JavaFX graphics performance and suitability for advanced animations

Richard Bair richard.bair at oracle.com
Fri May 31 20:38:53 PDT 2013


> If I fill the box with a darkish color (blue) the shimmering is barely detectable and with yellow it is less pronounced. Could it be that the shimmer is more pronounced to the eye if it is on the 'inside' of the box. Maybe if the inside of the border was kept crisp the eye is ok with the outside being soft (typically where shadow is, etc)? I don't know. 
> 
> If I speed up the animation the problems are much less noticeable but that's probably just that the eye doesn't have time to process it all. If I slow down the animation (10 seconds) then the shimmer is still noticeable, and it may be my eyes playing tricks or just coincidence but it seems worse just for last few pixels before the animation ends and turns around. Interestingly on the JScript one at this speed the jerkiness is more noticeable - in line perhaps with your comments that there are trade-offs either way with the various options. It would be nice if we all had retina displays and didn't have to worry about this sort of stuff. 

Incidentally, both of these techniques (careful choice of colors, choice of animation speed, etc) are classic techniques for getting great looking animations. Thicker lines, less contrast, non-linear animations, etc.
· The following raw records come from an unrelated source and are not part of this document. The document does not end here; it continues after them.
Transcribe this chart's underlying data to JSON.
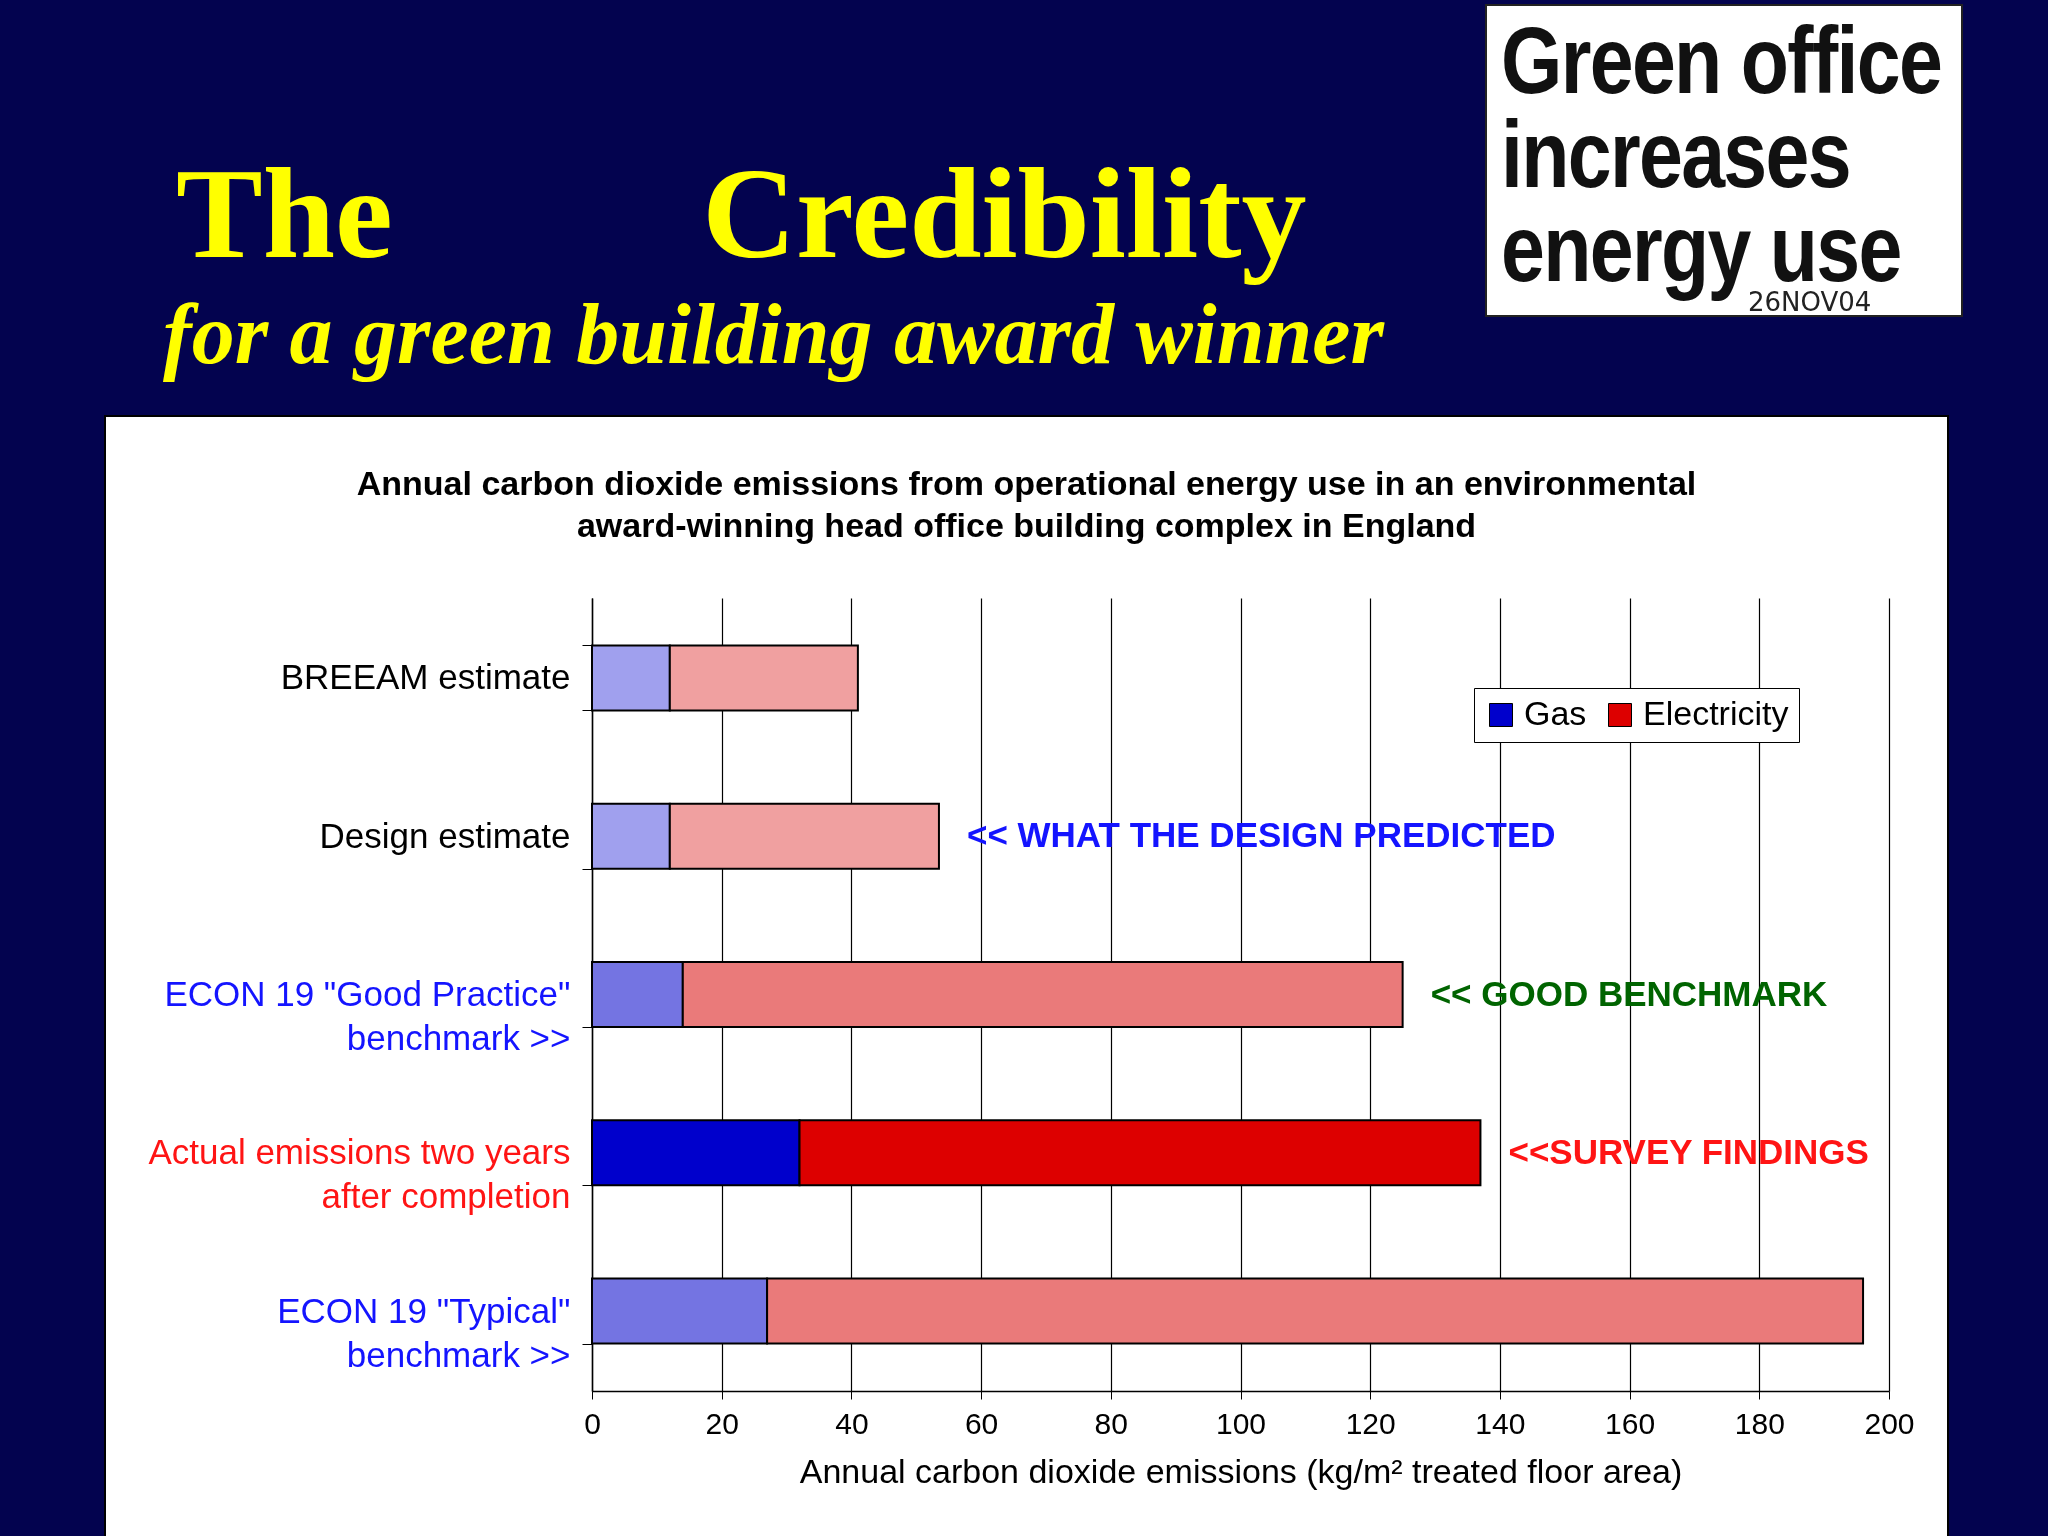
{
  "chart_data": {
    "type": "bar",
    "orientation": "horizontal",
    "stacked": true,
    "title": "The Credibility",
    "subtitle": "for a green building award winner",
    "xlabel": "Annual carbon dioxide emissions (kg/m² treated floor area)",
    "categories": [
      "BREEAM estimate",
      "Design estimate",
      "ECON 19 \"Good Practice\" benchmark >>",
      "Actual emissions two years after completion",
      "ECON 19 \"Typical\" benchmark >>"
    ],
    "series": [
      {
        "name": "Gas",
        "color": "#0000cc",
        "colors": [
          "#a0a0ee",
          "#a0a0ee",
          "#7474e2",
          "#0000cc",
          "#7474e2"
        ],
        "values": [
          12,
          12,
          14,
          32,
          27
        ]
      },
      {
        "name": "Electricity",
        "color": "#dd0000",
        "colors": [
          "#f0a0a0",
          "#f0a0a0",
          "#ea7a7a",
          "#dd0000",
          "#ea7a7a"
        ],
        "values": [
          29,
          41.5,
          111,
          105,
          169
        ]
      }
    ],
    "xlim": [
      0,
      200
    ],
    "xticks": [
      0,
      20,
      40,
      60,
      80,
      100,
      120,
      140,
      160,
      180,
      200
    ],
    "grid": "x",
    "legend": "top right",
    "annotations": [
      "Annual carbon dioxide emissions from operational energy use in an environmental award-winning head office building complex in England",
      "Green office increases energy use",
      "26NOV04",
      {
        "text": "<< WHAT THE DESIGN PREDICTED",
        "x": 53.5,
        "y": "Design estimate"
      },
      {
        "text": "<< GOOD BENCHMARK",
        "x": 125,
        "y": "ECON 19 \"Good Practice\" benchmark >>"
      },
      {
        "text": "<<SURVEY FINDINGS",
        "x": 137,
        "y": "Actual emissions two years after completion"
      }
    ]
  }
}
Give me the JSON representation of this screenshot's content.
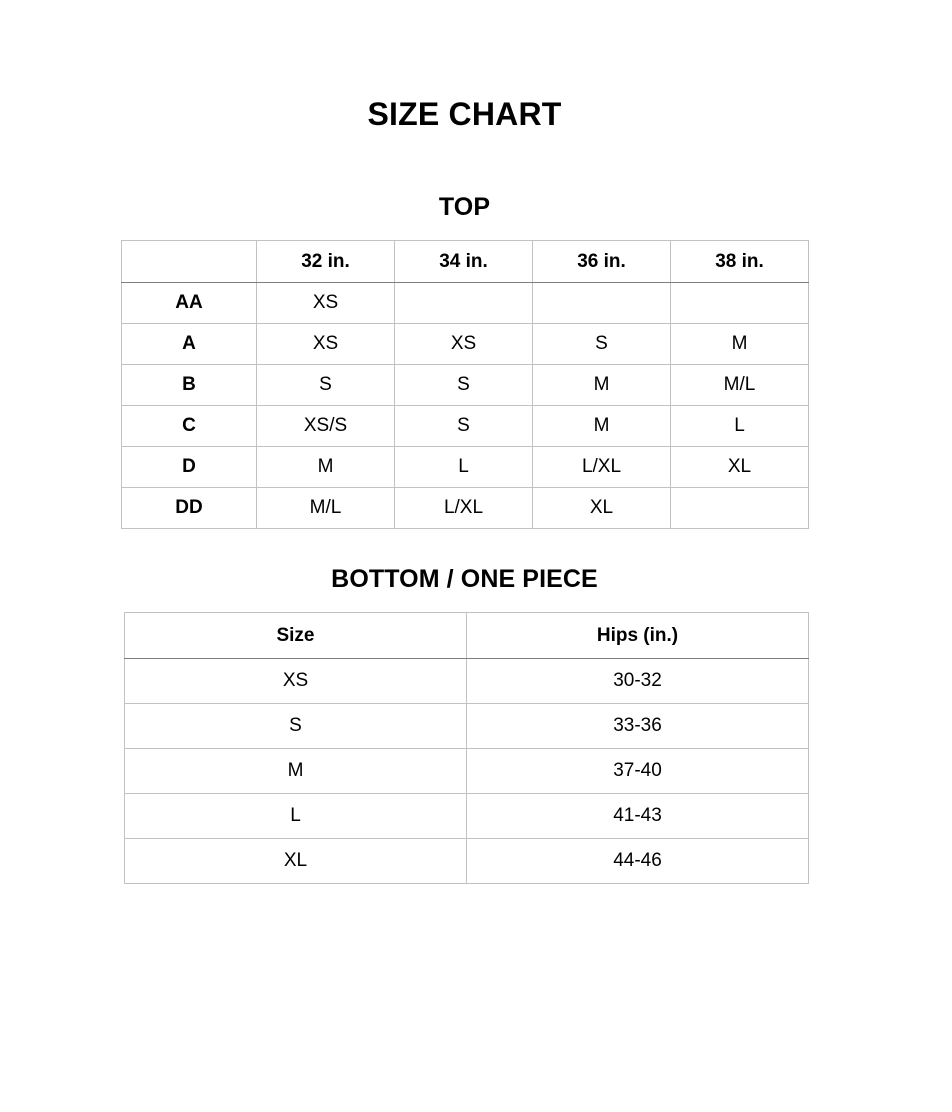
{
  "title": "SIZE CHART",
  "top_section": {
    "heading": "TOP",
    "columns": [
      "",
      "32 in.",
      "34 in.",
      "36 in.",
      "38 in."
    ],
    "rows": [
      {
        "label": "AA",
        "values": [
          "XS",
          "",
          "",
          ""
        ]
      },
      {
        "label": "A",
        "values": [
          "XS",
          "XS",
          "S",
          "M"
        ]
      },
      {
        "label": "B",
        "values": [
          "S",
          "S",
          "M",
          "M/L"
        ]
      },
      {
        "label": "C",
        "values": [
          "XS/S",
          "S",
          "M",
          "L"
        ]
      },
      {
        "label": "D",
        "values": [
          "M",
          "L",
          "L/XL",
          "XL"
        ]
      },
      {
        "label": "DD",
        "values": [
          "M/L",
          "L/XL",
          "XL",
          ""
        ]
      }
    ]
  },
  "bottom_section": {
    "heading": "BOTTOM / ONE PIECE",
    "columns": [
      "Size",
      "Hips (in.)"
    ],
    "rows": [
      {
        "size": "XS",
        "hips": "30-32"
      },
      {
        "size": "S",
        "hips": "33-36"
      },
      {
        "size": "M",
        "hips": "37-40"
      },
      {
        "size": "L",
        "hips": "41-43"
      },
      {
        "size": "XL",
        "hips": "44-46"
      }
    ]
  },
  "colors": {
    "text": "#000000",
    "background": "#ffffff",
    "border_light": "#c2c2c2",
    "border_dark": "#7f7f7f"
  }
}
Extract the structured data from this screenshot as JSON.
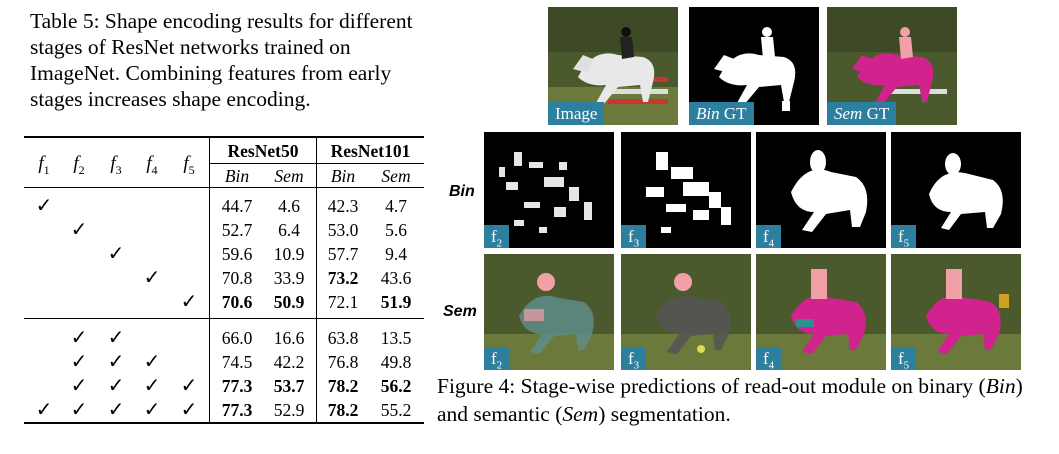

We used to talk about all these years ago for the SwingX animation framework, and similar stuff is still done on the android side (if I'm not mistaken).

However if you've got a good example of what somebody is doing that is better than what we're doing, then for sure we need to understand how that is being done.

I modified your example so that it pixel snaps at each step, to see if that might be what is going on (definitely on the browsers I tried on my mac, both native to the mac and within Parallels, all I saw was pixel snapping. There wasn't an anti-aliased line in the house). This looks bad for me though in FX, I'm wondering what it looks like for you.

    public void start(Stage stage) throws Exception {
        final StackPane rootPane = new StackPane();
        VBox box = new VBox();
        box.setMaxSize(200, 200);
        box.setStyle("-fx-border-color: black; -fx-background-color: white; -fx-effect: dropshadow(two-pass-box , darkgray, 10, 0.0 , 4, 5);");
        rootPane.getChildren().add(box);
        createTranslation(box, 3, -200, -200, 200, 200).play();

        Scene scene = new Scene(rootPane, 1200, 800);
        stage.setScene(scene);
        stage.show();
    }

    protected Animation createTranslation(Node node, int seconds, int fromX, int fromY, int toX, int toY) {
        IntegerProperty xProperty = new SimpleIntegerProperty(fromX);
        IntegerProperty yProperty = new SimpleIntegerProperty(fromY);
        node.translateXProperty().bind(xProperty);
        node.translateYProperty().bind(yProperty);

        Timeline t = new Timeline(
                new KeyFrame(Duration.seconds(seconds),
                        new KeyValue(xProperty, toX, Interpolator.EASE_BOTH),
                        new KeyValue(yProperty, toY, Interpolator.EASE_BOTH)));
        t.setCycleCount(Timeline.INDEFINITE);
        t.setAutoReverse(true);
        return t;
    }


Notice the trick -- using a Timeline to pump values into IntegerProperty objects and then binding those to the node.